Avant une négociation et un projet de loi sur la formation professionnelle, annoncés pour le 2ème semestre, deux juristes spécialistes de la formation professionnelle insistent pour qu’avant toute réforme on traque les idées reçues sur la formation.

Ce principe nous a paru intéressant, sans que nous souscrivions forcément à chacune de leurs affirmations.

Pour eux, dix principales idées reçues sont à combattre pour fixer des changements sur un véritable bilan du système de formation professionnelle.

1. Le système de formation professionnelle est inefficace.
En fait, comment faire une évaluation sans partir des objectifs assignés à la FPP ? Un accès égalitaire ? Des formations longues certifiantes ? Ou une capacité donnée aux entreprises et aux salariés de franchir des chocs technologiques, d’accompagner les transformations, de développer les compétences ?
C’est ce dernier objectif qui a été le plus mis en œuvre.

2. Le système de formation professionnelle est trop complexe.
Les dispositifs sont nombreux, avec beaucoup d’acteurs et de financeurs. Mais la complexité retombe-t-elle sur les professionnels ou sur les utilisateurs ?
L’objectif est évidemment la simplicité pour les bénéficiaires, sans que la complexité du montage n’intervienne à leur niveau, …ce qui ne présuppose pas nécessairement un pilotage recentralisé avec des décisions par le sommet.

3. On doit mieux utiliser les 32 milliards de la formation.
Cette somme cumule des sommes d’origines très différentes : budget formation des administrations comme des entreprises, conseils régionaux, OPCA, CFA, ménages.
Il est utile qu’une telle somme soit valorisée au maximum avec un grand souci d’efficacité.

4. Il faut former davantage les demandeurs d’emploi.
Être demandeur d’emploi est un état, non une fonction, état qu’on espère très passager. Tous les demandeurs d’emploi n’ont pas le même besoin de formation.
L’objectif est donc de personnaliser avec chacun selon ses besoins et les possibilités d’emploi du tissu économique où il est.

5. Le système de formation est inégalitaire.
S’il y a effectivement des inégalités réelles, c’est une conclusion trop rapide que de postuler que les besoins de formation de tous sont identiques et que le seul indicateur est le nombre d’heures passées en formation. Car la bonne question serait : comment les actifs se professionnalisent-ils ? Et les actifs peuvent-ils accéder à la formation lorsqu’ils en ont le plus besoin ?

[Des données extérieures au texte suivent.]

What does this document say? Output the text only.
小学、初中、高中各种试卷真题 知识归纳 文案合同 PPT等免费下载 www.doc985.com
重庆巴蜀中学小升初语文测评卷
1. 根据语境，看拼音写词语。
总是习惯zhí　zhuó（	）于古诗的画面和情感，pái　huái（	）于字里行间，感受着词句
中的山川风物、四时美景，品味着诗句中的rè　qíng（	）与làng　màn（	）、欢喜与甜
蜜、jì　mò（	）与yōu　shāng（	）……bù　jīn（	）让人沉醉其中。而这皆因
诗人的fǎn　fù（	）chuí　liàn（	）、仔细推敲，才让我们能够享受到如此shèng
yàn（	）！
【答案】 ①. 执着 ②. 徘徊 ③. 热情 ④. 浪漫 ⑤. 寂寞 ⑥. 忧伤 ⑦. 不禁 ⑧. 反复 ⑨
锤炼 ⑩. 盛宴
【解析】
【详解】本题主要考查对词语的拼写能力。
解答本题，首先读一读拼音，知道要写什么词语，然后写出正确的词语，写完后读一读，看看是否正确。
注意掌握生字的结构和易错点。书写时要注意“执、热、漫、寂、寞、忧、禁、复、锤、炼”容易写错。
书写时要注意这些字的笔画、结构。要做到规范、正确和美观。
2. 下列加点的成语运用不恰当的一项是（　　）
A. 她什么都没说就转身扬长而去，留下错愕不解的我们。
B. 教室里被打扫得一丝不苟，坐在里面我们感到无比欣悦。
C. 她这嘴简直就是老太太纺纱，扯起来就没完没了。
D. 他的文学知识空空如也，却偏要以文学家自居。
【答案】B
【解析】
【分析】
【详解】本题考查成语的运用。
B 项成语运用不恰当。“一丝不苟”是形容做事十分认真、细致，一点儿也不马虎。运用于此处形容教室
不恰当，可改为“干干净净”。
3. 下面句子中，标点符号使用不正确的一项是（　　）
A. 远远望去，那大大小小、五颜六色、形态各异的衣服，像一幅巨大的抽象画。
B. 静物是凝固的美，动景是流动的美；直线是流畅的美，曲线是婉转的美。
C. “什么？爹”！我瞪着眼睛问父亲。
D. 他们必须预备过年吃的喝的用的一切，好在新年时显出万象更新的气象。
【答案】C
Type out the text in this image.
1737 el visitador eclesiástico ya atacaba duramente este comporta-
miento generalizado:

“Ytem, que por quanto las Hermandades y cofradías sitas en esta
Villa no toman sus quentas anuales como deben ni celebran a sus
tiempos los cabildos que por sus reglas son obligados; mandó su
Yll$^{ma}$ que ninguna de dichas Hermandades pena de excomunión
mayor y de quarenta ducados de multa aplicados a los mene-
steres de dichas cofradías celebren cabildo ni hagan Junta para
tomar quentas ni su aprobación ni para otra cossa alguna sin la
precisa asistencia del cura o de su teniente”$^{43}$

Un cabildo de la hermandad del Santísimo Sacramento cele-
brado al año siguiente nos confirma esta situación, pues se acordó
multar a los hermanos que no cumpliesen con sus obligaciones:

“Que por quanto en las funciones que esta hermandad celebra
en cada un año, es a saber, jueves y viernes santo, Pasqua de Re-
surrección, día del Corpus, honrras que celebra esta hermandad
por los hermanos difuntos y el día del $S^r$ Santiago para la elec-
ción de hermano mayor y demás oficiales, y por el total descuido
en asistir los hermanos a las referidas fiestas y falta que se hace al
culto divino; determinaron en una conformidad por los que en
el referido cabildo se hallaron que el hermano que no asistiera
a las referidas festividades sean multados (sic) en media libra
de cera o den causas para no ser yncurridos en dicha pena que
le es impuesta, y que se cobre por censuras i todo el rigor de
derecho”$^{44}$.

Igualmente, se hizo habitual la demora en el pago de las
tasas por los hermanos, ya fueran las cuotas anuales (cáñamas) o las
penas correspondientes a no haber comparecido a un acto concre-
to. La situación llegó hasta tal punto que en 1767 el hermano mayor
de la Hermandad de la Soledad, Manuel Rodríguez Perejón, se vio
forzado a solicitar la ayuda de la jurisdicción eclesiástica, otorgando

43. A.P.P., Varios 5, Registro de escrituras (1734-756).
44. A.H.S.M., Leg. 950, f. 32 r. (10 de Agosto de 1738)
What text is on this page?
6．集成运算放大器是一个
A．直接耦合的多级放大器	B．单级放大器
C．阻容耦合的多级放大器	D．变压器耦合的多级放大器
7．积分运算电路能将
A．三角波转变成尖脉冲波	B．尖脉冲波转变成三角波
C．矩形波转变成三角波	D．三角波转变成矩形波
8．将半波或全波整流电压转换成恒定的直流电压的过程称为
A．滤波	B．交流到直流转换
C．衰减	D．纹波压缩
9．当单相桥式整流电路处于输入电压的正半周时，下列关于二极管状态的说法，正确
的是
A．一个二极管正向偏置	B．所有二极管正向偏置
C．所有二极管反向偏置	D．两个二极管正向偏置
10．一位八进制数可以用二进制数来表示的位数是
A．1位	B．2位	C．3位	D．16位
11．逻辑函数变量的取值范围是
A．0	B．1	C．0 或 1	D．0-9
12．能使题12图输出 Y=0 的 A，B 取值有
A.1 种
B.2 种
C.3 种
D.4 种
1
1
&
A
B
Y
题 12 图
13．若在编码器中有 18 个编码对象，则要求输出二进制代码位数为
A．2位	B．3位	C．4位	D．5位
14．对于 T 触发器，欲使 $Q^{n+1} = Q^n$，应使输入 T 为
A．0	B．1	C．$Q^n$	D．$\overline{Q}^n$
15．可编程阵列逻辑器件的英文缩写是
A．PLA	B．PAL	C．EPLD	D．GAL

6. Les grandes entreprises utilisent les fonds des TPE/PME.
En fait les éléments publiés dans le projet de loi de finances 2013 montrent que la mutualisation de la professionnalisation par les OPCA va vers les TPE. Mais effectivement, le pourcentage de la masse salariale utilisée pour le plan de formation est croissant avec la taille de l’entreprise : comme le plan formation et son budget sont l’apanage de chaque entreprise, il n’est pas question de mutualisation entre elles, sauf exception.

7. Les TPE ne forment pas leurs salariés.
Leur budget formation est plus limité. Mais les compétences acquises par le travail, constituent selon l’université de Princeton 70 % des compétences.
Donc l’interrogation doit être posée sur le contenu des emplois, leur caractère évolutif et qualifiant. Car la polyvalence est plus développée dans les petites entreprises.

8. La formation professionnelle est la vache à lait du paritarisme .
On est là sur une question fantasmée de milliards détournés de leur objectif. Or le financement est de 80 millions, pour le travail des organisations syndicales patronales et salariées pour la gestion de tout le paritarisme de la formation et leurs missions d’intérêt général dans les multiples instances de concertation. Cette somme est de même niveau que le financement public des partis politiques.

9. Les OPCA ont des coûts de fonctionnement trop élevés.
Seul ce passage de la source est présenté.